The close-ups are a bit murky, so it is hard to take in the full splendor of this circle skirt. The clothespins are certainly whimsical, along with the green string tied in loose bows. It's not clear if these red-breasted robins did the dishes and then hung them up to dry, or if they are making a mess of someone else's chores. I love the avid expressions on their little faces.
It is quite small (W 26) and would probably only fit Hello Dolly. It's currently weighing in at $65.
This is my 200th post. Who knew I'd be still at it? And that I still haven't bought anything on ebay. Who knew there were so many fabulous vintage novelty prints out there?
Some competitive intelligence in Anthropologie ( touching all the frocks, not unlike the old lady manhandling the fruit in Tampopo) , has revealed more bird prints for this season. But none were even in the same league as this one.
I have not yet watched The Most Terrible Time of My Life. The video print I got from the library is a bit dark and grey. I must admit that I fell asleep during the first viewing attempt. Sadly, I think this is one that really needs the big screen. And my schedule needs to let up so I can get my beauty rest. I am knackered.
Or perhaps my brain is just fried from watching Ken Russell movies. I watched both Liztomania and Mahler recently and anything can look rather sober next to Frankenstein Hitlers on a rampage and a strip tease atop a glass coffin (yes, seen from below). Mr. Russell is a great director of musicals, The Boy Friend, being my favorite (what with Twiggy and Tommy Tune) and he takes the lives of famous western composers and makes hallucinogenic magic. I love that he takes liberties, evoking silent cinema and obscene Busby Berkeley tableaux. I mean, why the hell not?
Goslings, we live in a literal age. Sadly, such movies would not be made now.
I demand that a movie take me to places unreachable, show me dazzling images, and give me enough ambiguity to keep thinking about it afterward. This means I should probably confine myself to the films of the early 70s.
I choose a director each winter and try to see everything on the cv. The Almodovar winter was the most fun. The Kurasawa, not so much. Should I spend this winter with Alejandro Jodorowski?

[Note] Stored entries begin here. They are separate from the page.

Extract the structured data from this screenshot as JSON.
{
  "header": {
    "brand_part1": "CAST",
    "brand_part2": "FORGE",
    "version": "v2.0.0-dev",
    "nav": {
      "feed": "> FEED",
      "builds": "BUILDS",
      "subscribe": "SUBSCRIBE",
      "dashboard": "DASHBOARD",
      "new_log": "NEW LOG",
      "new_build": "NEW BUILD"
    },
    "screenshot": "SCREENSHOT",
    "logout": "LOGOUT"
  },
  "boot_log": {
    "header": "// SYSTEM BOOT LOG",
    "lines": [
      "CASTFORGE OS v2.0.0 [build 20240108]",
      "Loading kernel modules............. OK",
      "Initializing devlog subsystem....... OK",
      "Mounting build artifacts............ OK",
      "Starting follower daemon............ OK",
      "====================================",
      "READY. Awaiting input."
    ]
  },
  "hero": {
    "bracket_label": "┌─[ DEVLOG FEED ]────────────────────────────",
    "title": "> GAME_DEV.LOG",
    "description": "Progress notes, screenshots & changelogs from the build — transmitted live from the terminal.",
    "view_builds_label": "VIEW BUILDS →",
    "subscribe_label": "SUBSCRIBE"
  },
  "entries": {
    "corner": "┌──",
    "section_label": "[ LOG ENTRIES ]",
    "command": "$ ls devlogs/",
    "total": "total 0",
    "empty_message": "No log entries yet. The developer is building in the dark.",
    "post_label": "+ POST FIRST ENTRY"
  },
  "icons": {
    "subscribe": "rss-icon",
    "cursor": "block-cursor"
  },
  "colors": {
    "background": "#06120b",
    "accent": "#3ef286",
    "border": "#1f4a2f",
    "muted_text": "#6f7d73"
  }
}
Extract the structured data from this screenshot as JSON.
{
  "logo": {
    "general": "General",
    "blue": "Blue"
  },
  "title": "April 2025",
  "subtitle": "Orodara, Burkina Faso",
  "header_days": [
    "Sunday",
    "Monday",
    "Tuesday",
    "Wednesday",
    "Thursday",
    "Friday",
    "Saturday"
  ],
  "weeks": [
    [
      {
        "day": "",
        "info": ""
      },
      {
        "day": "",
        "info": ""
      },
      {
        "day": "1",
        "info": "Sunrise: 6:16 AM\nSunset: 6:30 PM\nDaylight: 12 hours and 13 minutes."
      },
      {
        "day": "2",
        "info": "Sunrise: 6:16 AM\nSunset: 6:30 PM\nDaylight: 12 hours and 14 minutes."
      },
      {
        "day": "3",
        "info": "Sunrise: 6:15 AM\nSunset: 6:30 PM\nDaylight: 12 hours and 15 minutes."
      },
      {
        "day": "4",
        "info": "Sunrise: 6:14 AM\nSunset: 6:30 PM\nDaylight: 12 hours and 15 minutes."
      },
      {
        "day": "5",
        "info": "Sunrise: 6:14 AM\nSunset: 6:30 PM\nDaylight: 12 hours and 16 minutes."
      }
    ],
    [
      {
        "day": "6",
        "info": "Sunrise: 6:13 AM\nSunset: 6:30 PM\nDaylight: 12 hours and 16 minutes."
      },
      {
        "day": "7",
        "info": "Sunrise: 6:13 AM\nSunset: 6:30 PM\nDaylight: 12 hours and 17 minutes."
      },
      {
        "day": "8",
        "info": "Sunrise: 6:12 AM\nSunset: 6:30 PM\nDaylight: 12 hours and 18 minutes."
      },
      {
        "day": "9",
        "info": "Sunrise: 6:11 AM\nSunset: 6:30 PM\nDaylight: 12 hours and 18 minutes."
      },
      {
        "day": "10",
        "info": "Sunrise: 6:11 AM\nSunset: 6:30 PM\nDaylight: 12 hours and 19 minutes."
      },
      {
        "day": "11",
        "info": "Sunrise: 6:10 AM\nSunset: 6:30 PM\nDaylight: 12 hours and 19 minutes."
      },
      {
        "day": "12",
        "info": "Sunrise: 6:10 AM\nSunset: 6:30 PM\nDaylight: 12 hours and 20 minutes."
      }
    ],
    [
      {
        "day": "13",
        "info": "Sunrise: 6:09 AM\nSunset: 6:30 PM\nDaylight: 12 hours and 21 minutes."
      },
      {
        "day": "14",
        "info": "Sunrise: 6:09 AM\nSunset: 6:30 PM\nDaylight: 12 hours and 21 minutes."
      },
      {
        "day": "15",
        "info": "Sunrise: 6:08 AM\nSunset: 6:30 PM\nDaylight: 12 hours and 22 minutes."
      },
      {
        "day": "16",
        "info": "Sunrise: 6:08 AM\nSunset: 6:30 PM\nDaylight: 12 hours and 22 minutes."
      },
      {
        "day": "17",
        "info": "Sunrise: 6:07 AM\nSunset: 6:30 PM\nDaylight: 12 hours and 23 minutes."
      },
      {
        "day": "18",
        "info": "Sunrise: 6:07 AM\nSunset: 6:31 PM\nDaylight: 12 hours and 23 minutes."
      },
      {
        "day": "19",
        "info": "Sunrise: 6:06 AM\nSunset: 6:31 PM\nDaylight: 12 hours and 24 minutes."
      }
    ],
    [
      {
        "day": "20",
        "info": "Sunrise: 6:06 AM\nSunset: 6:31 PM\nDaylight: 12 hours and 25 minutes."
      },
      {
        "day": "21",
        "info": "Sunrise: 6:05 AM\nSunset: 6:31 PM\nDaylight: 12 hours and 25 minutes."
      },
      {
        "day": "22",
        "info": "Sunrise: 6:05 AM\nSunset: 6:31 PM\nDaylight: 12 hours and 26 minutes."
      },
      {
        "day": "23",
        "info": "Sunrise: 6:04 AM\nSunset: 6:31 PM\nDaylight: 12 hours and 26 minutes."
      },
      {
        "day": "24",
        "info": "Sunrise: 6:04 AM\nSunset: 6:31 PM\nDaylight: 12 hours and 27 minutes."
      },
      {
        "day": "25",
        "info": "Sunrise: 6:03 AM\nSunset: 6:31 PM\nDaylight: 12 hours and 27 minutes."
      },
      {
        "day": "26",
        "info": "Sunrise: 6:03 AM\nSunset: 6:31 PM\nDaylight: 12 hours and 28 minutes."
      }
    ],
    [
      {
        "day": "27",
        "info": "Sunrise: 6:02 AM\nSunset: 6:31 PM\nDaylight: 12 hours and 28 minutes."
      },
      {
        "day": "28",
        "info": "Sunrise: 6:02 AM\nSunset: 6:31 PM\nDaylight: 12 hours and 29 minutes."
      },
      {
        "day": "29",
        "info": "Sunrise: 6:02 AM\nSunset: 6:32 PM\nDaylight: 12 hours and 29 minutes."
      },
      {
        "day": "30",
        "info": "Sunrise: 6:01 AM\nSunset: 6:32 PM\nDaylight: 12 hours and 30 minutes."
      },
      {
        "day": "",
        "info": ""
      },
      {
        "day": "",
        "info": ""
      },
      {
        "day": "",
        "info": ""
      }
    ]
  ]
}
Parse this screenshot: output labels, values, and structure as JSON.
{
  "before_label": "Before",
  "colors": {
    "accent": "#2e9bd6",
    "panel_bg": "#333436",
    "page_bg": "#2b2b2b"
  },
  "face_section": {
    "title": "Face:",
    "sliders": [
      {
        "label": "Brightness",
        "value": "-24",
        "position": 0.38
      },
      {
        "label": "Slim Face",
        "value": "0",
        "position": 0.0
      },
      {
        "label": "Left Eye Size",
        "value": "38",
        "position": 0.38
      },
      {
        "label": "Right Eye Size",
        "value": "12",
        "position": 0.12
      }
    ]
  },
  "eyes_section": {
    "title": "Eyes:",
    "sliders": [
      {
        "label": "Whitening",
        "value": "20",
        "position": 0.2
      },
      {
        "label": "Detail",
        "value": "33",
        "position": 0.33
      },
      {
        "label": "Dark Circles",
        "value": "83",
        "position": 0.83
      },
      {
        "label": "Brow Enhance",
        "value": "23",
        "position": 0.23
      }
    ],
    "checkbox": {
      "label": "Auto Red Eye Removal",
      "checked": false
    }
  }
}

Monday, September 10, 2007















Palatial. This fabric would make an excellent circle skirt. There are 6 yards of it for $59.99. You'd need at least 4 yards for a proper circle skirt, and you could definitely squeeze a top out of the remains. But wouldn't this make the most excellent curtain? It would definitely make a nice view.

Today I will seek out other panoramic vistas.
















This robe with a view is cheap and cheerful. I love how the pattern on the flag stone pathway disintegrates into the jagged stems of the flowers.


And now, goslings, the showstopper.

A late 70s Lanz Original in polyester. A fanciful cityscape with onion domes, fluffy trees and here and there a floating pineapple. As always with Lanz, a well- constructed bodice and beautifully draped skirt. Oooh. I am so tempted on this one. It fulfills two fantasy frock requirements: Lanz label and construction, along with an imaginary psychedelic city. The color way is also lucious, and the boarder at the bottom gives it just enough to evoke a dirndl.

And I do love a dirndl, I said germanely.

A big thank you to my dear friend Hello Dolly, who told me what those puns are called: Tom Swifties. (And after years of searching! Hello Dolly, it's so nice to have you back where you belong.) Named after the protagonist of a series of children's books written from 1908-1993 by a number of writers under the Stratemeyer Syndicate (who also published the Nancy Drew and Hardy Boys books), Tom Swifies demonstrate verbal acrobatics to avoid long he said/she said passages. (It's soda, said Tom caustically.) It is perhaps a cousin of the Wellerism, a combination of a cliched proverb and something ribald or scatological (You've got to draw the line somewhere, as the monkey said when he pissed on the carpet.), named after a Dickens character in The Pickwick Papers.

I haven't read that one yet. I usually read a Dickens novel every winter. Sometimes I worry about running out of them.